Find all pairs of whole numbers \((x,y)\) so that this equation is true: \(xy+1 = y+x\).
Albert was calculating consecutive squares of natural numbers and looking at differences between them. He noticed the difference between \(1\) and \(4=2^2\) is \(3\), the difference between \(4\) and \(9=3^2\) is \(5\), the difference between \(9\) and \(16=4^2\) is \(7\), between \(16\) and \(5^2=25\) is \(9\), between \(25\) and \(6^2=36\) is \(11\). Find out what the rule is and prove it.
Find all pairs of whole numbers \((x,y)\) so that this equation is true: \(xy = y+1\).

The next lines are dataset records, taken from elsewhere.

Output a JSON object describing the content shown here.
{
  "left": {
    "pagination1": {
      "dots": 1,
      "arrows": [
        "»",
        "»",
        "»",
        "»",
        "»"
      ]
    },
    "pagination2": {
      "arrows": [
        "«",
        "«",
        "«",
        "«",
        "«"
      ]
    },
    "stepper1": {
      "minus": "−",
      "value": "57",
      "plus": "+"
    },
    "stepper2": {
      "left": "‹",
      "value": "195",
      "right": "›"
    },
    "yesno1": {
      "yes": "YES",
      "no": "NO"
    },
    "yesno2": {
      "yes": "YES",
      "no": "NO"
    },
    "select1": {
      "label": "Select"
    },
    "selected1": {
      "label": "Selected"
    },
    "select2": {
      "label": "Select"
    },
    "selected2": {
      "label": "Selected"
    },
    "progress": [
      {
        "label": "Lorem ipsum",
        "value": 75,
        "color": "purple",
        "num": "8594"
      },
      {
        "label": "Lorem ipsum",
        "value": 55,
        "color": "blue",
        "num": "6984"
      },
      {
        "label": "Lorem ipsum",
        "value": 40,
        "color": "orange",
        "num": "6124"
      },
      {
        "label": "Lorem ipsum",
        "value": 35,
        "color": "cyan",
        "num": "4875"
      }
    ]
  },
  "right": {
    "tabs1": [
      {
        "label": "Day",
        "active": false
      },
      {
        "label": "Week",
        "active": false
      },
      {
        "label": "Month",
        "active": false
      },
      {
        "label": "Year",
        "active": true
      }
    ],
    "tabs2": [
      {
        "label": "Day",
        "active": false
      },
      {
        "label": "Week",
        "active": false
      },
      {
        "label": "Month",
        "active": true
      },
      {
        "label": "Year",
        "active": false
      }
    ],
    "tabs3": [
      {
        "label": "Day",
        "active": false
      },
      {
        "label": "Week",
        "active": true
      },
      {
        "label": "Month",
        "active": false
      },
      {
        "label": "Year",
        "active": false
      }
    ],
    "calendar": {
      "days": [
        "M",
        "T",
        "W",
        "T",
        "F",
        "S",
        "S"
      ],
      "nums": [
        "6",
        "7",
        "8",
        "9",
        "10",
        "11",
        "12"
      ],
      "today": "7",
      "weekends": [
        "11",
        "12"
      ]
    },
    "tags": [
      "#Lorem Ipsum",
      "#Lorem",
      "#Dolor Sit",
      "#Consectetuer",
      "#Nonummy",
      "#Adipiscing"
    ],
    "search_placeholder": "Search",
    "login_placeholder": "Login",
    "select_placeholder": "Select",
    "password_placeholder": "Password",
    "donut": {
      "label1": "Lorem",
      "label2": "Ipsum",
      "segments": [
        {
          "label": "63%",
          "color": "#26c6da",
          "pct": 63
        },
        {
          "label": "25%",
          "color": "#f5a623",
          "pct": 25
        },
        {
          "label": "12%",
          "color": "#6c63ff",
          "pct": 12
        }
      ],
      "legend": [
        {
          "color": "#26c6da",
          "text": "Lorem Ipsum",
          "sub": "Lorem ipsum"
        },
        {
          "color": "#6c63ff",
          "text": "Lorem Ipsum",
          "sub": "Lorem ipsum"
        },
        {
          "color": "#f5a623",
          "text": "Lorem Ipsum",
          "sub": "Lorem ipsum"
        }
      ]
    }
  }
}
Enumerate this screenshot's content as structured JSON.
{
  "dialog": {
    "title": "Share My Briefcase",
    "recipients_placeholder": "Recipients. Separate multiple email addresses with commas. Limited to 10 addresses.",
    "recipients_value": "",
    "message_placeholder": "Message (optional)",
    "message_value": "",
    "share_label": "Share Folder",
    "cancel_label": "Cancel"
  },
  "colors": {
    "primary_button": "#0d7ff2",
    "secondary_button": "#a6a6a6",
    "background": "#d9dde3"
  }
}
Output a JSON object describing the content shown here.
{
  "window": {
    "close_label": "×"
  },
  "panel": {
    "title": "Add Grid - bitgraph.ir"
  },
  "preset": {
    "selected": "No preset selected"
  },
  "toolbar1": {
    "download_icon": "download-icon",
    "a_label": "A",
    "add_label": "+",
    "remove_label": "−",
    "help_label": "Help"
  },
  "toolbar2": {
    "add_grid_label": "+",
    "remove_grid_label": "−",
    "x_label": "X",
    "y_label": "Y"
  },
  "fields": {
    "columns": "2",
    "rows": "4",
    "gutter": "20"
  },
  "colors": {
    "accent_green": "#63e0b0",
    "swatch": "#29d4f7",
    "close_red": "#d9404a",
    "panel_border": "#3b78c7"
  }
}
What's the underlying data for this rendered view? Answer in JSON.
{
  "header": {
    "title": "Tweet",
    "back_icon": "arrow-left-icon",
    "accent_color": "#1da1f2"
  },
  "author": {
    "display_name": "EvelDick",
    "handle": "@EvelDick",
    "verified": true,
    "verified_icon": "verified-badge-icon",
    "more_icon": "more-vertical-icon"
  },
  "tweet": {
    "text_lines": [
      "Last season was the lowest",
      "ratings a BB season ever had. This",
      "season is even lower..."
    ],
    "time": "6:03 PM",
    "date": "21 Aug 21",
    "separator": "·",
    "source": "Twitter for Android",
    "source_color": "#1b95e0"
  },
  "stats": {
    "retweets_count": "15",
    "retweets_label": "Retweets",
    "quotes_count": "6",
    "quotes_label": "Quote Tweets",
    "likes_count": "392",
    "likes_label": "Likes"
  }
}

After Albert discovered the previous rule, he began looking at differences of squares of consecutive odd numbers. He found the difference between \(1^2\) and \(3^2\) is \(8\), the difference between \(3^2\) and \(5^2\) is \(16\), the difference between \(5^2\) and \(7^2\) is \(24\), and that the difference between \(7^2\) and \(9^2\) is \(32\). What is the rule now? Can you prove it?
Show that for any two positive real numbers \(x,y\) it is true that \(x^2+y^2 \ge 2xy\).
A number \(n\) is an integer such that \(n\) is not divisible by \(3\) or by \(2\). Show that \(n^2-1\) is divisible by \(24\).
Find all pairs of integers \((x,y)\) so that the following equation is true \(xy = y+x\).